Not anymore. Veel is now back for her third Sydney Hobart, which starts on Monday, this time also breaking ground. She will be part of the only all-female crew competing in the race’s two-handed division on the Currawong, at 30 feet long the second smallest boat in the fleet. She will be sailing with Bridget Canham, 62, of Sydney, a veteran of several Sydney Hobart races.
Veel said that in 1989, there were doubts the crew of women could handle the grueling conditions of the race.
“We were kind of a token gesture,” she said. “There were a lot of people who didn’t think we were up to it. They would ask, what we were going to do when it’s blowing 30 knots and the boat is swamped? We’ll be doing pretty much what they’ll be doing — putting up sails and racing the boat.”
Their goal was to simply finish the race, which they did. “It opened the door for us,” Veel said.
“Women in sailing have come so far,” she said. “Most boats these days have got women on them. And that’s great.”
Canham, a retired nurse who volunteers as an emergency boat pilot, said sailing had indeed changed.
“Sailing is more of an integrated sport now,” she said. “Now, it’s just by coincidence that we are just two women on a boat. We’re just sailors. We don’t think of ourselves as anything different.”
The two-handed division, where a boat is raced by two sailors — as opposed to a large crew ranging from 6 to 25 — is now in its second year at the Sydney Hobart. For Veel and Canham, the draw of two-handed racing is access.
“Having a fully crewed racing yacht was way outside of my resources,” Veel said. “I’m retired. But now that they have the two-handed, we can do the race. It gives people the opportunity to sail in the race who aren’t on a fully crewed yacht.” Yearly maintenance on two-handed boats might be $10,000, while much larger yachts require millions of dollars to maintain.
Canham also said the sailors in the two-handed division were a tightknit group. “The two-handed community is just so supportive; it’s like we are all on the same team,” she said.
Veel and Canham generally split duties on the boat, taking turns on the sails and at the wheel, with Canham focusing on sails and Veel on navigation and race tactics.
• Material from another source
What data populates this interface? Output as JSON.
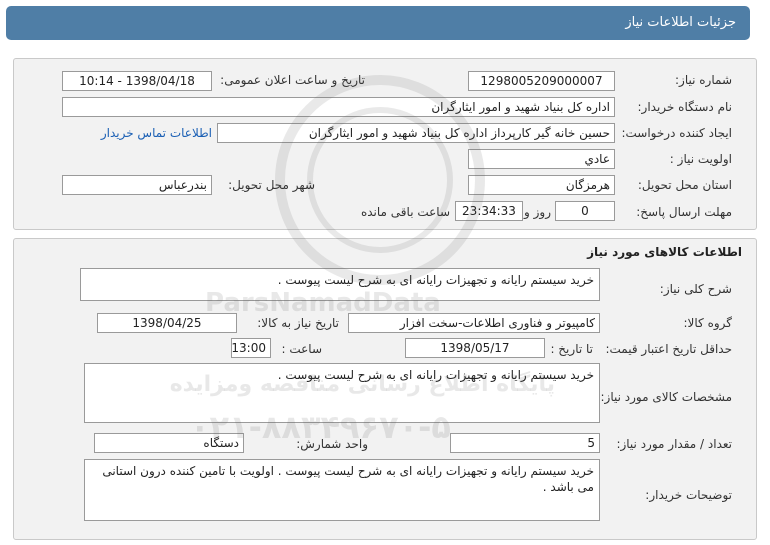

“Bridget knows the wind and is good at getting the best out of the boat,” Veel said. “She’ll have every sail tweaked and tuned. She never takes her eye off the ball. She’s also extremely gutsy and strong-minded and determined.”
Veel and Canham have prepared for the event by sailing in four other races this year. Over that time, they realized the boat, a Currawong 30, built in 1974 with beaten 20-year-old sails, needed upgrades, but they’ve accepted its limits.
“We’ve been able to test out our boat in these previous races, but it really has felt that 90 percent of this race has been just getting to the start line,” Veel said. “We’ve just been focused on getting the boat ready. Now that we are there, and there are no more obstacles between us and the race, that’s when I’m starting to wonder what have I got myself into. Now it’s real.”
Canham heads into the race committed, but knows their limitations.
“No one is expecting us to do anything,” she said. “But I don’t think they realize just how determined we are.”